May 13 • Who Is on the Cross?

I must be careful not to let my service for Christ become an extension of myself. Do I enjoy preaching because I am the center of attention for an hour? Do I enjoy teaching because I hold the class in my power for a brief span? Do I enjoy winning souls because the results bolster my ego? 

I can see how subtle the flesh really is. It does not mind being dressed in religious clothing as long as it does not have to die. The heart of the matter is: Who is on the cross and who is on the throne? The great historical switch has taken place: Christ was on the cross and is now on the throne; self was on the throne and must now be impaled upon the cross. If I ever switch the two and reverse history, I am in trouble! 

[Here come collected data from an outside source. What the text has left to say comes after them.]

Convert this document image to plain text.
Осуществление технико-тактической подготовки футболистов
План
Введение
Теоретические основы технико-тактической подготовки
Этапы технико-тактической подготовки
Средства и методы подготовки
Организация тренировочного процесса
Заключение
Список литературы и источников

Self’s great, eternal ambition is to escape its cross and sneak back on the throne. Often I have looked at the cross where self hung and said, “There, crucified once and for all!” Yet, a second look reveals an empty cross and an escaped self, very much alive and demanding recognition. 

Crucifying self is not negation. Negation says, “You are dead.” But true Christian living says, “You are dead to self, but alive to Christ” (see Galatians 2:20). Even more, Christianity says that before I can become alive to Christ, not afterward, I must die. It is not the person who dies, only the tendency to deify the person. Jesus did not consider “equality with God a thing to be grasped” (Philippians 2:6). If Jesus, who was God, refused to grasp His deity, how much more must I, a sinner, refuse to deify  myself? The answer is not a once-for-all crucifixion, but a daily thing. The sweetest song a disciple can sing is Galatians 2:20, “I have been crucified with Christ; … but Christ lives in me.” After death comes life, and after crucifixion, victory.   

Knowing this, that our old self was crucified with Him, that our body of sin might be done away with, that we should no longer be slaves to sin” (Romans 6:6).